South Africans visiting the occupied territories can’t but agree with Archbishop Emeritus Desmond Tutu’s observation that things happen in Israel that never happened in apartheid South Africa. (The Guardian, May 28.) It is also instructive to recall the words of an Israeli cabinet minister, Aharon Cizling, in 1948, after the savagery of the Deir Yassin massacre of 240 villagers: “Now we too have behaved like Nazis and my whole being is shaken.” (Tom Segev – The First Israelis.)
Veteran British MP Gerald Kaufman, a long-time friend of Israel, remarked that an Israeli Defence Force spokeswoman had talked like a Nazi when she coldly dismissed the deaths of defenceless civilians in Gaza. He is not alone in fearing the rise of fascists like Avigdor Lieberman to powerful positions in Israel; the threat of the expulsion of the 1948 Palestinians; the enactment of laws threatening imprisonment for anyone denying that Israel is a Jewish state; a bill prohibiting anyone from advocating a bi-national state and another seeking to imprison for three years anyone mourning the 1948 nakba. These have been described by Israeli peace activist Uri Avnery as “a factory of racist laws with a distinct fascist odour”.
Dare we believe that an America led by Obama will make a difference? Some have raised the hope that the stalled “Road Map” might spring back to life and with it the chimera of a two-state solution. That is not likely with Netanyahu’s latest stance.
Obama calls only for a freeze in settlement construction – and precious little else. Can 12 percent or a few percent more in horse-trading and all the preconditions for negotiations set by Netanyahu provide for a viable Palestinian state? Acceptance by the Palestinians is as likely as it would have been for black South Africans to accept the Bantustans.

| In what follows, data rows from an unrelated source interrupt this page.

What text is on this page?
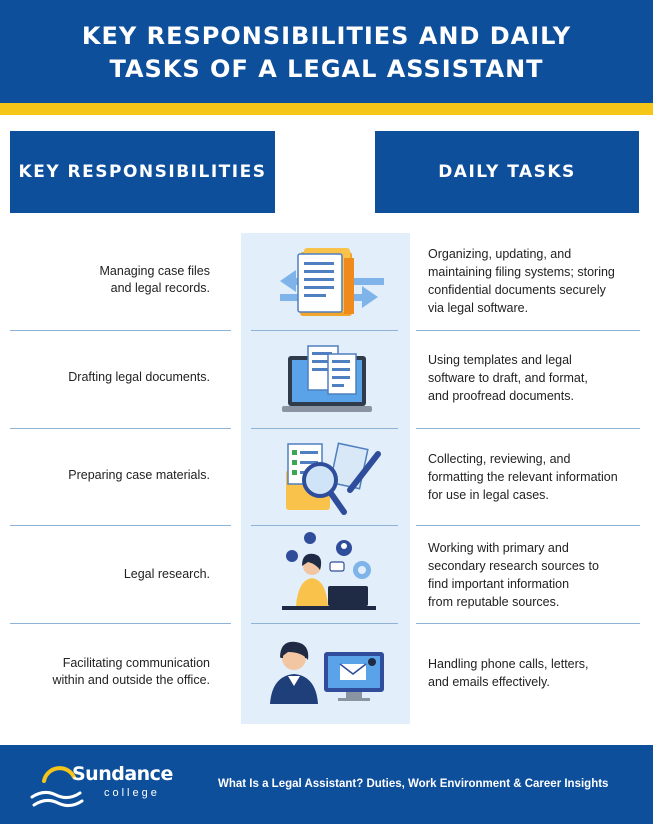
KEY RESPONSIBILITIES AND DAILY
TASKS OF A LEGAL ASSISTANT
KEY RESPONSIBILITIES	DAILY TASKS
Managing case files
and legal records.
Organizing, updating, and
maintaining filing systems; storing
confidential documents securely
via legal software.
Drafting legal documents.
Using templates and legal
software to draft, and format,
and proofread documents.
Preparing case materials.
Collecting, reviewing, and
formatting the relevant information
for use in legal cases.
Legal research.
Working with primary and
secondary research sources to
find important information
from reputable sources.
Facilitating communication
within and outside the office.
Handling phone calls, letters,
and emails effectively.
Sundance
college
What Is a Legal Assistant? Duties, Work Environment & Career Insights
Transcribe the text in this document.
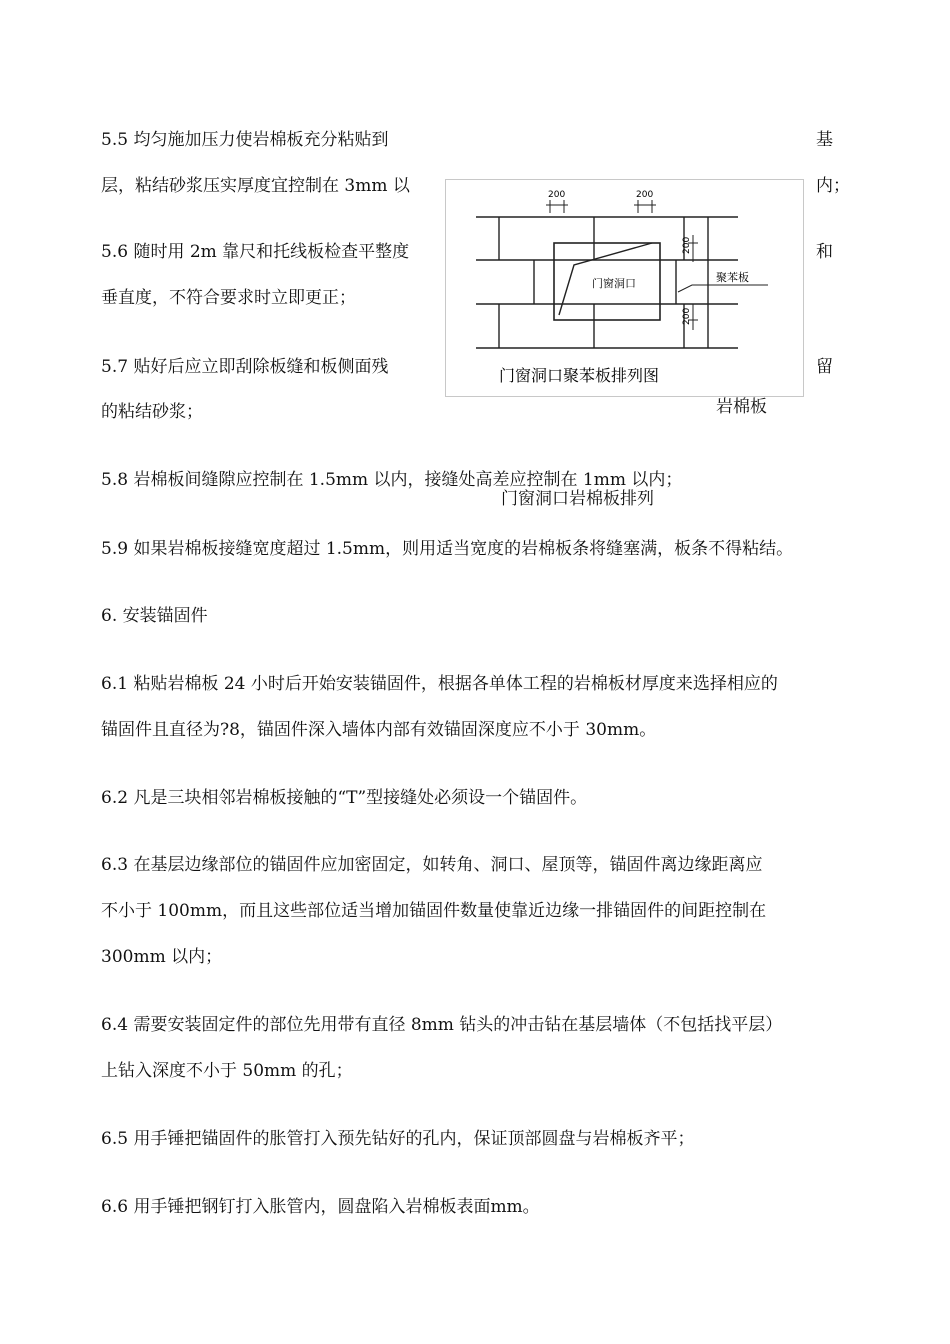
5.5 均匀施加压力使岩棉板充分粘贴到	基
层，粘结砂浆压实厚度宜控制在 3mm 以	内；
5.6 随时用 2m 靠尺和托线板检查平整度	和
垂直度，不符合要求时立即更正；
5.7 贴好后应立即刮除板缝和板侧面残	留
的粘结砂浆；
200	200
200
200
门窗洞口	聚苯板
门窗洞口聚苯板排列图
岩棉板
5.8 岩棉板间缝隙应控制在 1.5mm 以内，接缝处高差应控制在 1mm 以内；
门窗洞口岩棉板排列
5.9 如果岩棉板接缝宽度超过 1.5mm，则用适当宽度的岩棉板条将缝塞满，板条不得粘结。
6. 安装锚固件
6.1 粘贴岩棉板 24 小时后开始安装锚固件，根据各单体工程的岩棉板材厚度来选择相应的
锚固件且直径为?8，锚固件深入墙体内部有效锚固深度应不小于 30mm。
6.2 凡是三块相邻岩棉板接触的“T”型接缝处必须设一个锚固件。
6.3 在基层边缘部位的锚固件应加密固定，如转角、洞口、屋顶等，锚固件离边缘距离应
不小于 100mm，而且这些部位适当增加锚固件数量使靠近边缘一排锚固件的间距控制在
300mm 以内；
6.4 需要安装固定件的部位先用带有直径 8mm 钻头的冲击钻在基层墙体（不包括找平层）
上钻入深度不小于 50mm 的孔；
6.5 用手锤把锚固件的胀管打入预先钻好的孔内，保证顶部圆盘与岩棉板齐平；
6.6 用手锤把钢钉打入胀管内，圆盘陷入岩棉板表面mm。
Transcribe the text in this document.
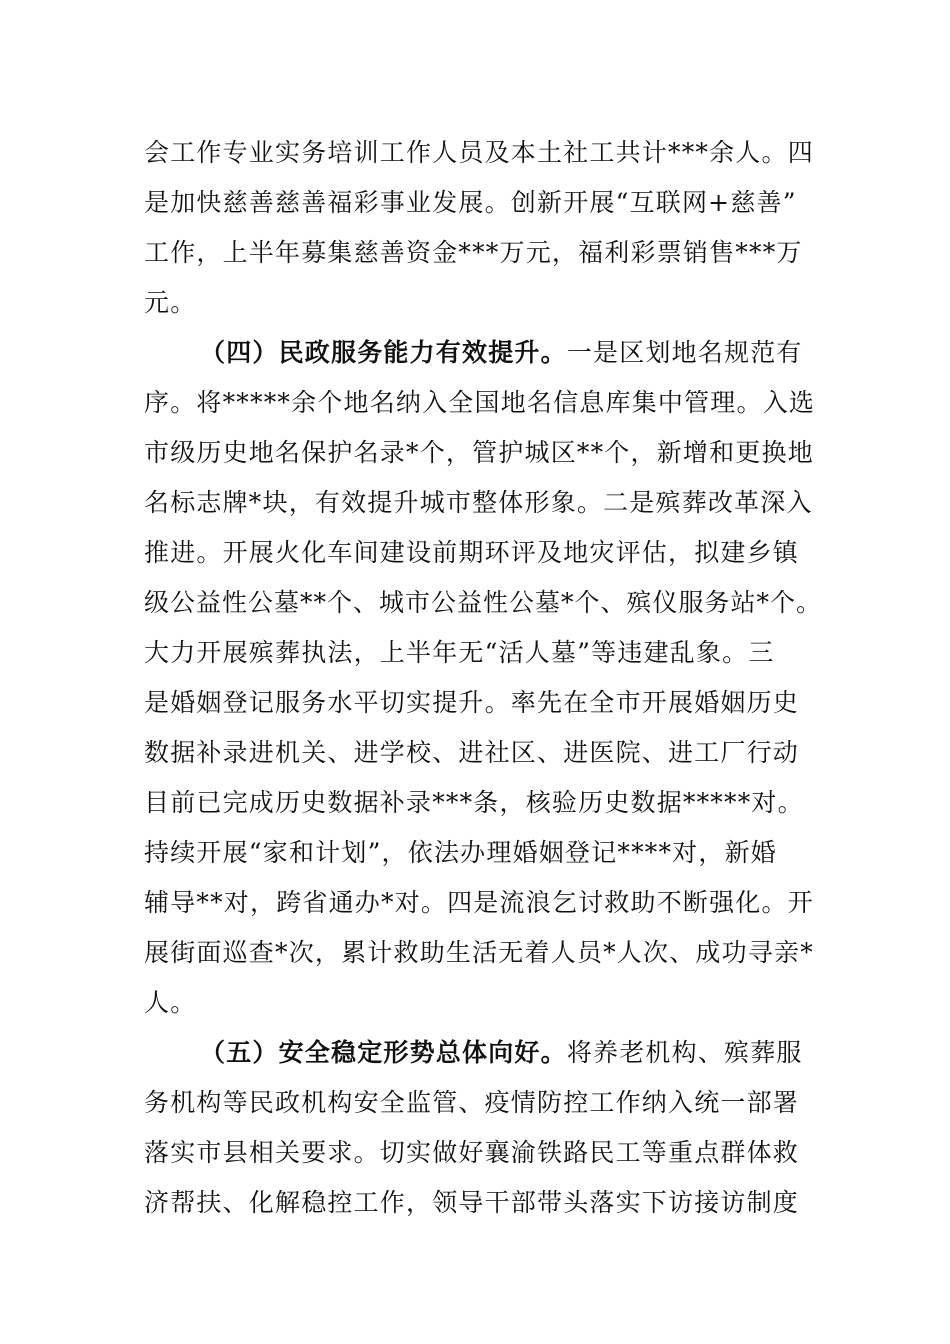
会工作专业实务培训工作人员及本土社工共计***余人。四
是加快慈善慈善福彩事业发展。创新开展“互联网+慈善”
工作，上半年募集慈善资金***万元，福利彩票销售***万
元。
（四）民政服务能力有效提升。一是区划地名规范有
序。将*****余个地名纳入全国地名信息库集中管理。入选
市级历史地名保护名录*个，管护城区**个，新增和更换地
名标志牌*块，有效提升城市整体形象。二是殡葬改革深入
推进。开展火化车间建设前期环评及地灾评估，拟建乡镇
级公益性公墓**个、城市公益性公墓*个、殡仪服务站*个。
大力开展殡葬执法，上半年无“活人墓”等违建乱象。三
是婚姻登记服务水平切实提升。率先在全市开展婚姻历史
数据补录进机关、进学校、进社区、进医院、进工厂行动
目前已完成历史数据补录***条，核验历史数据*****对。
持续开展“家和计划”，依法办理婚姻登记****对，新婚
辅导**对，跨省通办*对。四是流浪乞讨救助不断强化。开
展街面巡查*次，累计救助生活无着人员*人次、成功寻亲*
人。
（五）安全稳定形势总体向好。将养老机构、殡葬服
务机构等民政机构安全监管、疫情防控工作纳入统一部署
落实市县相关要求。切实做好襄渝铁路民工等重点群体救
济帮扶、化解稳控工作，领导干部带头落实下访接访制度
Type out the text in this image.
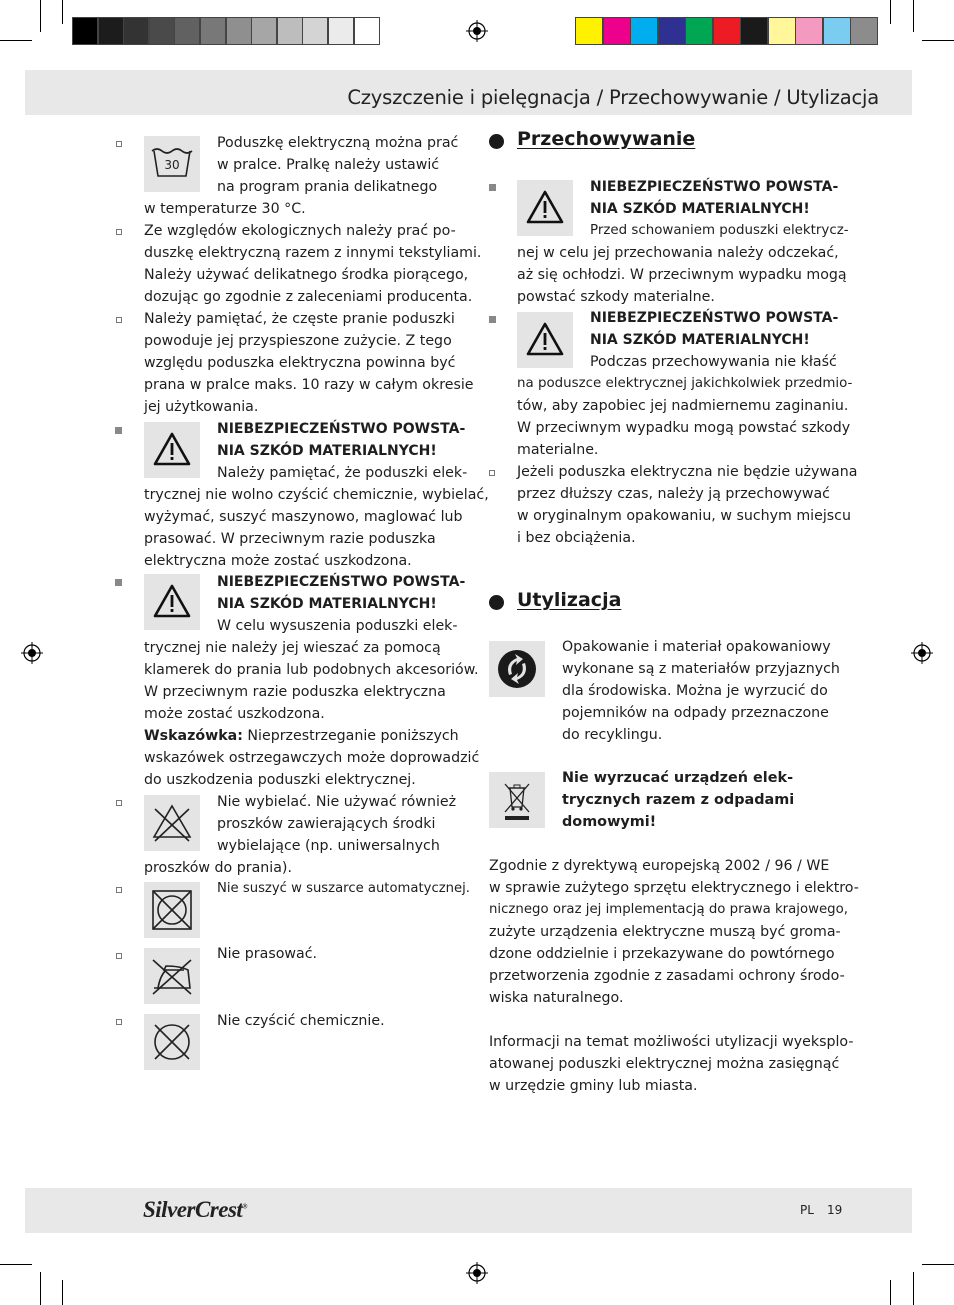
Czyszczenie i pielęgnacja / Przechowywanie / Utylizacja
30
Poduszkę elektryczną można prać
w pralce. Pralkę należy ustawić
na program prania delikatnego
w temperaturze 30 °C.
Ze względów ekologicznych należy prać po-
duszkę elektryczną razem z innymi tekstyliami.
Należy używać delikatnego środka piorącego,
dozując go zgodnie z zaleceniami producenta.
Należy pamiętać, że częste pranie poduszki
powoduje jej przyspieszone zużycie. Z tego
względu poduszka elektryczna powinna być
prana w pralce maks. 10 razy w całym okresie
jej użytkowania.
NIEBEZPIECZEŃSTWO POWSTA-
NIA SZKÓD MATERIALNYCH!
Należy pamiętać, że poduszki elek-
trycznej nie wolno czyścić chemicznie, wybielać,
wyżymać, suszyć maszynowo, maglować lub
prasować. W przeciwnym razie poduszka
elektryczna może zostać uszkodzona.
NIEBEZPIECZEŃSTWO POWSTA-
NIA SZKÓD MATERIALNYCH!
W celu wysuszenia poduszki elek-
trycznej nie należy jej wieszać za pomocą
klamerek do prania lub podobnych akcesoriów.
W przeciwnym razie poduszka elektryczna
może zostać uszkodzona.
Wskazówka: Nieprzestrzeganie poniższych
wskazówek ostrzegawczych może doprowadzić
do uszkodzenia poduszki elektrycznej.
Nie wybielać. Nie używać również
proszków zawierających środki
wybielające (np. uniwersalnych
proszków do prania).
Nie suszyć w suszarce automatycznej.
Nie prasować.
Nie czyścić chemicznie.
Przechowywanie
NIEBEZPIECZEŃSTWO POWSTA-
NIA SZKÓD MATERIALNYCH!
Przed schowaniem poduszki elektrycz-
nej w celu jej przechowania należy odczekać,
aż się ochłodzi. W przeciwnym wypadku mogą
powstać szkody materialne.
NIEBEZPIECZEŃSTWO POWSTA-
NIA SZKÓD MATERIALNYCH!
Podczas przechowywania nie kłaść
na poduszce elektrycznej jakichkolwiek przedmio-
tów, aby zapobiec jej nadmiernemu zaginaniu.
W przeciwnym wypadku mogą powstać szkody
materialne.
Jeżeli poduszka elektryczna nie będzie używana
przez dłuższy czas, należy ją przechowywać
w oryginalnym opakowaniu, w suchym miejscu
i bez obciążenia.
Utylizacja
Opakowanie i materiał opakowaniowy
wykonane są z materiałów przyjaznych
dla środowiska. Można je wyrzucić do
pojemników na odpady przeznaczone
do recyklingu.
Nie wyrzucać urządzeń elek-
trycznych razem z odpadami
domowymi!
Zgodnie z dyrektywą europejską 2002 / 96 / WE
w sprawie zużytego sprzętu elektrycznego i elektro-
nicznego oraz jej implementacją do prawa krajowego,
zużyte urządzenia elektryczne muszą być groma-
dzone oddzielnie i przekazywane do powtórnego
przetworzenia zgodnie z zasadami ochrony środo-
wiska naturalnego.
Informacji na temat możliwości utylizacji wyeksplo-
atowanej poduszki elektrycznej można zasięgnąć
w urzędzie gminy lub miasta.
SilverCrest®	PL 19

The words of Nelson Mandela in 1997 are salutary: “The UN took a strong stand against apartheid and over the years an international consensus was built which helped to bring an end to this iniquitous system. But we know too well that our freedom is incomplete without the freedom of the Palestinians.”
One would hope Obama would share such a view. Just as a united, national movement of a determined people, reinforced by international solidarity actions invoking boycott, divestment and sanctions won freedom for all South Afri-cans, so too can this be the case for Jewish people and Arabs in the Holy Land.
Whether a unitary state or a two-state solution ultimately results, those two peoples will have to find a way to peacefully co-exist. That must, however, be on the basis of justice, fairness and equity – not the racist diktat of the likes of Netanyahu.
Kasrils is a former government minister.